Rechtsstreit über Goldschrift
Eisleben/MZ. - Um eine möglichst schlichte Atmosphäre und den christlichen Charakter der Ruhestätte zu wahren, gelten dort nämlich strenge Richtlinien - unter anderem sind Goldschriften auf den Grabmalen verboten. Dagegen hat jetzt eine Familie geklagt und in erster Instanz Recht bekommen: Das Verwaltungsgericht Halle entschied, dass die Goldschrift in diesem konkreten Einzelfall genehmigt werden müsse. Das Urteil ist aber noch nicht rechtskräftig, weil die Kirchengemeinde beim Oberverwaltungsgericht Berufung beantragt hat.
Grundsätzlich, sagt Rechtsanwalt Reiner Schock aus Halle, der die Kläger vertritt, habe eine Kirchengemeinde "unzweifelhaft das Recht, in Satzungen und Gestaltungsrichtlinien die Grabmal-Gestaltung zu regeln". Dabei sind auch strengere Vorschriften möglich. Zumal, wenn es - wie in Eisleben - außer dem kirchlichen noch einen kommunalen Friedhof gibt. Denn das bedeutet ja, dass Angehörige, die mit den strengen kirchlichen Richtlinien nicht einverstanden sind, eine Alternative haben. Wäre der kirchliche Friedhof dagegen ein "Monopol-Friedhof", müsste sich die Kirchengemeinde an den allgemein gültigen Gestaltungsvorschriften orientieren.

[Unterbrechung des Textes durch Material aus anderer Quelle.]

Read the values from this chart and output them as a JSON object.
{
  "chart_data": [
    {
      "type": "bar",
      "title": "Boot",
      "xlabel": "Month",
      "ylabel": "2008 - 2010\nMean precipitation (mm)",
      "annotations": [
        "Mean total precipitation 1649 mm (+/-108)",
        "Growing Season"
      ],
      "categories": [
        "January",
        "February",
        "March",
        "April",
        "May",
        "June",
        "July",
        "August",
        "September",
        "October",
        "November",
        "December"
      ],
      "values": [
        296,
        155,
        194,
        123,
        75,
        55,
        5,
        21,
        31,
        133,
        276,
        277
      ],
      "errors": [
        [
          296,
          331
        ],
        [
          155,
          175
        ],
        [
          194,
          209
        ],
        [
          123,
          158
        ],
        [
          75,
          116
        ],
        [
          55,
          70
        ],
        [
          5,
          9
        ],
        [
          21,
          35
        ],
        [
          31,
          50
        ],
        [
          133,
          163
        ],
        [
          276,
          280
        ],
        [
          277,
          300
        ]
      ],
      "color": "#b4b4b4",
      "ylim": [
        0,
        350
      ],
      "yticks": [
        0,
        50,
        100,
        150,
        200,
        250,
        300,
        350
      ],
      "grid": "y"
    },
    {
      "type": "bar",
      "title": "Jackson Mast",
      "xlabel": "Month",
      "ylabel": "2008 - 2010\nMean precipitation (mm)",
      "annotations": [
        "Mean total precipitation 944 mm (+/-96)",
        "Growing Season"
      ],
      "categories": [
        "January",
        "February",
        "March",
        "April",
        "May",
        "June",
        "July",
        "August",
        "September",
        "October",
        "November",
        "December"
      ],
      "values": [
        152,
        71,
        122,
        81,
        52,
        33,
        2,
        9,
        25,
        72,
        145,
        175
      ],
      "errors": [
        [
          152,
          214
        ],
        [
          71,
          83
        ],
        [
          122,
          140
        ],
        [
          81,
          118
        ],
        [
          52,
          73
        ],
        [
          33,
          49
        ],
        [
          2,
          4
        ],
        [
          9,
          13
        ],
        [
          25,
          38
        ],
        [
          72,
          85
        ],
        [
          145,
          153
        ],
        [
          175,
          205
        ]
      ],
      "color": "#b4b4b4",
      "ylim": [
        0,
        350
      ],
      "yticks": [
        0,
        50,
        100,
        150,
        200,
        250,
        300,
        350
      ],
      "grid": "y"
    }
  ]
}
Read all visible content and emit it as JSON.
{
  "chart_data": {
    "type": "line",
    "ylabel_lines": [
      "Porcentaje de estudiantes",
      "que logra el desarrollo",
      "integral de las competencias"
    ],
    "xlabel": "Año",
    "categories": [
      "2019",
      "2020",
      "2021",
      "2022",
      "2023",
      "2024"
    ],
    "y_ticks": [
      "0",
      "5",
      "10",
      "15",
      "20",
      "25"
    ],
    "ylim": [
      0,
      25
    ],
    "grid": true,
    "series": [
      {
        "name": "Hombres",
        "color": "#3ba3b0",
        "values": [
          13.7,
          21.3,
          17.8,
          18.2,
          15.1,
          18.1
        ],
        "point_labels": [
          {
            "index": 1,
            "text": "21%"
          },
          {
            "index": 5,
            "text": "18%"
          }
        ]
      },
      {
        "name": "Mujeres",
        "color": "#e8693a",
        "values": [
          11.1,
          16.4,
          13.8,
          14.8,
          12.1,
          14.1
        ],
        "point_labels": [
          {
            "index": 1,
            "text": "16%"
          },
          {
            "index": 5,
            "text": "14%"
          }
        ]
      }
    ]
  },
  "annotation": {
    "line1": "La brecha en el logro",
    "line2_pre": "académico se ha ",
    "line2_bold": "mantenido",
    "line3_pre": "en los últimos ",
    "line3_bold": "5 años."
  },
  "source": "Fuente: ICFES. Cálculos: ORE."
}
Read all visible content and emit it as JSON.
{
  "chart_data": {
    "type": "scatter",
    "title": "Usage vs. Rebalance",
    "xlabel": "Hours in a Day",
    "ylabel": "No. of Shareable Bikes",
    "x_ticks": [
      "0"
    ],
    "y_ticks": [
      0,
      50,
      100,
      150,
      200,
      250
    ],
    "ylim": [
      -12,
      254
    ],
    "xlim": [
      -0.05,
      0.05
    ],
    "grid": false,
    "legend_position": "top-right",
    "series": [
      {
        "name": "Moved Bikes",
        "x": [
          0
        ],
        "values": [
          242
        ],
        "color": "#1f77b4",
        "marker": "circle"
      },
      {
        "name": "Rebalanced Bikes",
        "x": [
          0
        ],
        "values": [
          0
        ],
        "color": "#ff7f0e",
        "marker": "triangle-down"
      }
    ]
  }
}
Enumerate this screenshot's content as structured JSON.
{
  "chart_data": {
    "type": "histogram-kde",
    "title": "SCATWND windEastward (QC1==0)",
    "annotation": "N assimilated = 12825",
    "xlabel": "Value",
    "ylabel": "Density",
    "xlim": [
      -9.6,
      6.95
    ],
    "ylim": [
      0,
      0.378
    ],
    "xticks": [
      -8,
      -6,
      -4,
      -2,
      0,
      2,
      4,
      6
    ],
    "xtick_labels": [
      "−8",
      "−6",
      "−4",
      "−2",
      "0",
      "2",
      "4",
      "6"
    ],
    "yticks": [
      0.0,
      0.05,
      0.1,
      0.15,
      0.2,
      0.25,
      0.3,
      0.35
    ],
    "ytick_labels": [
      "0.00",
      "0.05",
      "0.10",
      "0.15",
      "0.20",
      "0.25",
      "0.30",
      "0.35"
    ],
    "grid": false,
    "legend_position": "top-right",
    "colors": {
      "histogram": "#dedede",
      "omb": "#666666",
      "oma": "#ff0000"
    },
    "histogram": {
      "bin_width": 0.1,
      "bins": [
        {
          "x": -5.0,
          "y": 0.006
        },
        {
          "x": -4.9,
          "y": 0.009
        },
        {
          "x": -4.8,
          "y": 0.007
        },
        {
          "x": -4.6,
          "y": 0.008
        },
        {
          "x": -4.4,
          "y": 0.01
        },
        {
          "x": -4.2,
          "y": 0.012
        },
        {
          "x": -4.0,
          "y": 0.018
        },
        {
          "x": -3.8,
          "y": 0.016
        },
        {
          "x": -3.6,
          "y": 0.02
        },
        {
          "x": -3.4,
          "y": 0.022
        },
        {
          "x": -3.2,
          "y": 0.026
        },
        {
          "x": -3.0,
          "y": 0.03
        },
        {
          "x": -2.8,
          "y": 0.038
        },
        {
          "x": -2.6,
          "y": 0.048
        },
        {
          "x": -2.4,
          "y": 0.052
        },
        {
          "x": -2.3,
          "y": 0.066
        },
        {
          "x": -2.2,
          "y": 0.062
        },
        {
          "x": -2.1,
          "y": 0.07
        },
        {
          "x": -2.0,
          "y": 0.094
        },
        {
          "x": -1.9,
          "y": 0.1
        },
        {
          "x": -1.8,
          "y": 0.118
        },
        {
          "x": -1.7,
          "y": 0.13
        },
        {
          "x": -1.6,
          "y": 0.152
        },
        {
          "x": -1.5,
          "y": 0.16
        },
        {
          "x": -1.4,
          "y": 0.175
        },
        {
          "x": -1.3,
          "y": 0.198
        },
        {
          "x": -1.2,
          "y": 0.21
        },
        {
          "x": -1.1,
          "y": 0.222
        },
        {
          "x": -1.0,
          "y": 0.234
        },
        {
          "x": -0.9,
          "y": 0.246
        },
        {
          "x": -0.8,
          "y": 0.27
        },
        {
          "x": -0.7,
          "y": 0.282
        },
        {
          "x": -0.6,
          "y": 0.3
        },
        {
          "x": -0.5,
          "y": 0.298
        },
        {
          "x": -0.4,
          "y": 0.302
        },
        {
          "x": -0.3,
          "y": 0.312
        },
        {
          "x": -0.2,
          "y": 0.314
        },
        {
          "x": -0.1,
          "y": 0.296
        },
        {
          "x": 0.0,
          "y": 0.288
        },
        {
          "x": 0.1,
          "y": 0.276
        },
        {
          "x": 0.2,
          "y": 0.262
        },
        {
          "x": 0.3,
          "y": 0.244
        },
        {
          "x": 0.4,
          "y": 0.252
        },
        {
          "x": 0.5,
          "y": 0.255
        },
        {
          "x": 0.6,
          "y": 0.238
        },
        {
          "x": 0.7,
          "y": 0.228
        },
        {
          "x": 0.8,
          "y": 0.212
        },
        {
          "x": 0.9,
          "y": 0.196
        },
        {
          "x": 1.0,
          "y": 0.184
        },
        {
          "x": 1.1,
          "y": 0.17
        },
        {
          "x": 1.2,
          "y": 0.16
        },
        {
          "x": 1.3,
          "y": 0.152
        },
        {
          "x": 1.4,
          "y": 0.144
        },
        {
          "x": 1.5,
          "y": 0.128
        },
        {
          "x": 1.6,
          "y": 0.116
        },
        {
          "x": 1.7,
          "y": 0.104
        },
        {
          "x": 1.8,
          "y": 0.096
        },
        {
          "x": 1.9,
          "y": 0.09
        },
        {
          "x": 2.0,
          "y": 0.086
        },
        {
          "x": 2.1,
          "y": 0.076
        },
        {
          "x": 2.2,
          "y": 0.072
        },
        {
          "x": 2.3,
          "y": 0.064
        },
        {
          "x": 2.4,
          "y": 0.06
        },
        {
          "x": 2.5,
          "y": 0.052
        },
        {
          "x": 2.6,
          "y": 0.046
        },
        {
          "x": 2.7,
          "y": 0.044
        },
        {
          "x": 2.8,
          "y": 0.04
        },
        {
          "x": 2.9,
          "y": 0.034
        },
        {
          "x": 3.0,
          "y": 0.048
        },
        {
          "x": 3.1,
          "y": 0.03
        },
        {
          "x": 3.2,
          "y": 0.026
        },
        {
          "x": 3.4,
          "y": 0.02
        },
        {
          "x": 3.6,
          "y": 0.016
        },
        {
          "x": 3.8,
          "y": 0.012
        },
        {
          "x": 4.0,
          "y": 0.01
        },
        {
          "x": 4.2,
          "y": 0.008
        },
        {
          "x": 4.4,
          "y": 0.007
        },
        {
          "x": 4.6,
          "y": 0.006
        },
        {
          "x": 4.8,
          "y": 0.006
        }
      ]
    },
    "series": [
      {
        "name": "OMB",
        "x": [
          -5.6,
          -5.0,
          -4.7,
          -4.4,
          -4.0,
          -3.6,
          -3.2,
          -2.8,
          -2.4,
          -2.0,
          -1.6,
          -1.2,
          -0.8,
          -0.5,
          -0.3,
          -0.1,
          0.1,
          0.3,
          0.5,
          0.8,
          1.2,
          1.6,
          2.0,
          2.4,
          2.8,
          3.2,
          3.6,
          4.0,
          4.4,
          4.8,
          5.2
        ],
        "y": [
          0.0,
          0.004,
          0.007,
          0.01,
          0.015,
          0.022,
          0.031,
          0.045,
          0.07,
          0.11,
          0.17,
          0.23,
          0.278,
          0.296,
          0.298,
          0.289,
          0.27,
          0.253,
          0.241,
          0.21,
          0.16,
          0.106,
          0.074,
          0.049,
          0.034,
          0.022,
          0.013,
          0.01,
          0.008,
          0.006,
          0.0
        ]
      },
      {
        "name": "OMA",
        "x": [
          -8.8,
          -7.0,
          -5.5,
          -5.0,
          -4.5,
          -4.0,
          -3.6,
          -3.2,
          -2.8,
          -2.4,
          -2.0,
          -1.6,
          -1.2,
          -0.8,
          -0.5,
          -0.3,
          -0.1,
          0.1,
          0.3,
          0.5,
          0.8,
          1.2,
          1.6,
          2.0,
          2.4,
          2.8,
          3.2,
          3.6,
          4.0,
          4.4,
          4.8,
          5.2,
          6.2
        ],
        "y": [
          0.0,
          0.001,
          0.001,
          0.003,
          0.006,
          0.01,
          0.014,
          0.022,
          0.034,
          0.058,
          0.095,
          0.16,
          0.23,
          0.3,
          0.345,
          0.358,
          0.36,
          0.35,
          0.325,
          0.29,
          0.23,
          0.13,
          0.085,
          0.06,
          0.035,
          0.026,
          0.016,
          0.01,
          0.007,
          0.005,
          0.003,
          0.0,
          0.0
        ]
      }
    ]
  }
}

Das Gericht, erläutert Schock weiter, habe keine prinzipielle Entscheidung darüber getroffen, ob das Verbot von Goldschriften rechtmäßig sei. Ausschlaggebend waren im vorliegenden Fall eher formale Gründe. Die Familie hatte nämlich 1994 einen Grabstein mit Goldschrift aufstellen können - damals hatte die Kirchengemeinde ihre Gestaltungsrichtlinien nicht konsequent durchgesetzt. Als die Angehörigen nun eine weitere Goldschrift ergänzen wollten, lehnte die Gemeinde dies ab - unter Hinweis auf die gültige, 2004 veröffentlichte Friedhofssatzung. "Das Gericht hat aber darauf hingewiesen, dass es an einer Übergangsregelung für bereits bestehende Grabmale fehlt", so der Rechtsanwalt. "Die Nutzer durften seit 1994 darauf vertrauen, dass Goldschrift auch weiter gestattet sein würde."
Das sieht Frithjof Grohmann völlig anders. Der Pfarrer, seit 2000 im Ruhestand, ist im Auftrag des Gemeindekirchenrats ehrenamtlich und unentgeltlich für die Friedhofsverwaltung zuständig. Dass die Gestaltungsrichtlinien 1994 nicht konsequent durchgesetzt wurden, habe mit der unsicheren Situation in jener Zeit zu tun: "Wir wollten den Friedhof damals eigentlich abgeben." Erst nach längerem Hin und Her habe die Gemeinde dann beschlossen, den Friedhof doch zu behalten. So sei "eine gewisse Lässigkeit eingetreten", was die Grabmal-Gestaltung betraf, so Grohmann. "Wir haben uns gesagt, wenn wir den Friedhof sowieso abgeben, kommt es auch nicht mehr drauf an."
Mit umso größerem Enthusiasmus sei man nach der Entscheidung, den Friedhof zu behalten, ans Werk gegangen. Und das Ergebnis könne sich sehen lassen, findet nicht nur Carola Hanke, die als geringfügig Beschäftigte gemeinsam mit Lutz Kirchberg auf dem Friedhof im Einsatz ist. "Die Besucher sagen uns immer wieder, wie sehr ihnen die schlichte Atmosphäre gefällt." Deshalb bestehe die Kirchengemeinde auch auf dem Verbot neuer Goldschriften, so Pfarrer Grohmann. "Wenn wir da eine Ausnahme zulassen, kommen bald die nächsten." Und trotz der Niederlage in der ersten Instanz ist Grohmann optimistisch, was das weitere juristische Verfahren betrifft. Das Bundesverwaltungsgericht habe in einem ähnlichen Streit - dabei ging es um ein poliertes Grabmal - einer Kirchengemeinde Recht gegeben.